On the one hand, Huckabee has managed to alienate the tax-cuts-for-the-rich crowd. Big corporations haven't invested in him. The Club for Growth has run ads calling him too liberal. He "destroyed the conservative movement in Arkansas," complains old-school, right-wing activist Phyllis Schlafly. And one former state GOP legislator, in an interview with AlterNet, suggests that a lot of people's feelings were hurt when Huckabee compared them to "Shi'ite Republicans": extremists who didn't understand the practical considerations of governing a state like Arkansas, with its progressive tendencies.

To boost his tax cred, candidate Huckabee has eagerly signed onto FairTax, a proposal to abolish the IRS touted by Atlanta radio host Neal Boortz and at rallies nationwide. Boortz would end the income tax. Instead you'd pay a federal sales tax, and to offset resulting problems, the government would write you checks every month. How much you get depends on the number of people are in your household. And nothing else.

The cash awards, or "prebates," are supposed to offset how hard it will be on poor people to pay more for groceries. For the middle class, it has the allure of the government paying you, instead of vice-versa, while you get to fire your accountant and throw out your paperwork, unless of course you're a store owner, in which case you become neighborhood taxman. Says Huck: "I would like April 15 to be another beautiful spring day in America."

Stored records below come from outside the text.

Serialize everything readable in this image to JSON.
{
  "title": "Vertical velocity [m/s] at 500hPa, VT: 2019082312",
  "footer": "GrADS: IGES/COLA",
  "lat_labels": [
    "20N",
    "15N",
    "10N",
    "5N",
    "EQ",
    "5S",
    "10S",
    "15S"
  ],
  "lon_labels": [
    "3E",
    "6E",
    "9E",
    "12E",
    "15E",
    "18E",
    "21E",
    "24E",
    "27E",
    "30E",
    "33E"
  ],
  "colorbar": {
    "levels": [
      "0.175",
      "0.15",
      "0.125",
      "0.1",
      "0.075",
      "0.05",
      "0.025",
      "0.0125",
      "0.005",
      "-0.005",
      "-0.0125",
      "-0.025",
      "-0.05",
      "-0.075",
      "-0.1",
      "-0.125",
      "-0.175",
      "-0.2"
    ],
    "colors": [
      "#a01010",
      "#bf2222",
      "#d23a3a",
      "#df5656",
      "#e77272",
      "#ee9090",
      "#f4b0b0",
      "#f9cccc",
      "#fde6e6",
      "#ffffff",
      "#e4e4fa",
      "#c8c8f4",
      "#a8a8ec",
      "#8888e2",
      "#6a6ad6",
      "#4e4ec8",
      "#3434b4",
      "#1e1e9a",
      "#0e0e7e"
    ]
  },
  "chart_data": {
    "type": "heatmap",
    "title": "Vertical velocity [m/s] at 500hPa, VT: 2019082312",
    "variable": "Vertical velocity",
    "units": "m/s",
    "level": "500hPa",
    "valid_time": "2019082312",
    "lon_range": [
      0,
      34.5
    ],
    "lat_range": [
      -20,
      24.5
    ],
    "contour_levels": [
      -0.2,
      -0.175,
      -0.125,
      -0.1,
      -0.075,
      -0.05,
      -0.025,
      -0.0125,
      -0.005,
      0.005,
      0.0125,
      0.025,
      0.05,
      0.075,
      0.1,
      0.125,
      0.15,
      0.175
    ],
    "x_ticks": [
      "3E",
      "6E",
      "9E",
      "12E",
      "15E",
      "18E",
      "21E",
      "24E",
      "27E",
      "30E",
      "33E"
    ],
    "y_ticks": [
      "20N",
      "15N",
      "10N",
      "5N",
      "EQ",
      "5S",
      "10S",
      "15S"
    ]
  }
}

Bruce Bartlett, an economics adviser in the Reagan administration, has accused FairTax of originating in the Church of Scientology, which has historically seen the IRS as a mortal enemy. For some time the IRS refused to honor L. Ron Hubbard's pyramid scheme as a tax-exempt religion, so his acolytes dreamed up an awfully similar plan to obliterate the agency. FairTax activists, however, maintain that the resemblance between the two plans is coincidental.

But what's important is whether FairTax itself is workable. Analysts across the political spectrum have said it isn't. Costs could far exceed the promised 23 percent sales tax, and possible side effects include instantly creating a tax-free black market for everything, screwing up important deductions and punishing older people who've paid the old way.

5. If you enjoyed the Terri Schiavo case, you'll love the Huckabee administration.

After Huckabee became governor of Arkansas in 1996 -- taking over from the corrupt Democrat "Jim" Guy Tucker, who had refused to leave office -- he grabbed national headlines with a governor's intervention that year to block the state from paying $419 for a retarded 15-year-old girl's abortion, her pregnancy stemming from being raped by her stepfather on a camping trip.

Huckabee held up Medicaid payment for the operation. He claimed his hands were tied by the state constitution, Amendment 68, which prevented underwriting of abortions unless the mother's life was endangered. The Supreme Court had thrown arguments from Christian Right governors like these out before. But Huck held to his guns, which threatened to end the $900 million annual agreement with Washington that gave his state medical money, so long as it played by federal rules.

A compromise was finally reached in which private money footed the bill. Afterward Arkansas Democrat-Gazette columnist Michael Leahy accused Huckabee of having played a moralistic version of poker with the meek, remarking:


We do not need any affable benevolent men playing Supreme Ruler. Maybe it's the kind of role that a lot of us would slip into if similarly thrusted into high office. Maybe it's what a lot of people fantasize about in the shower, the selfish, autocratic things we would do if our word were law, our prejudices were given full berth, our resentments were settled -- and to hell with mortals' rules.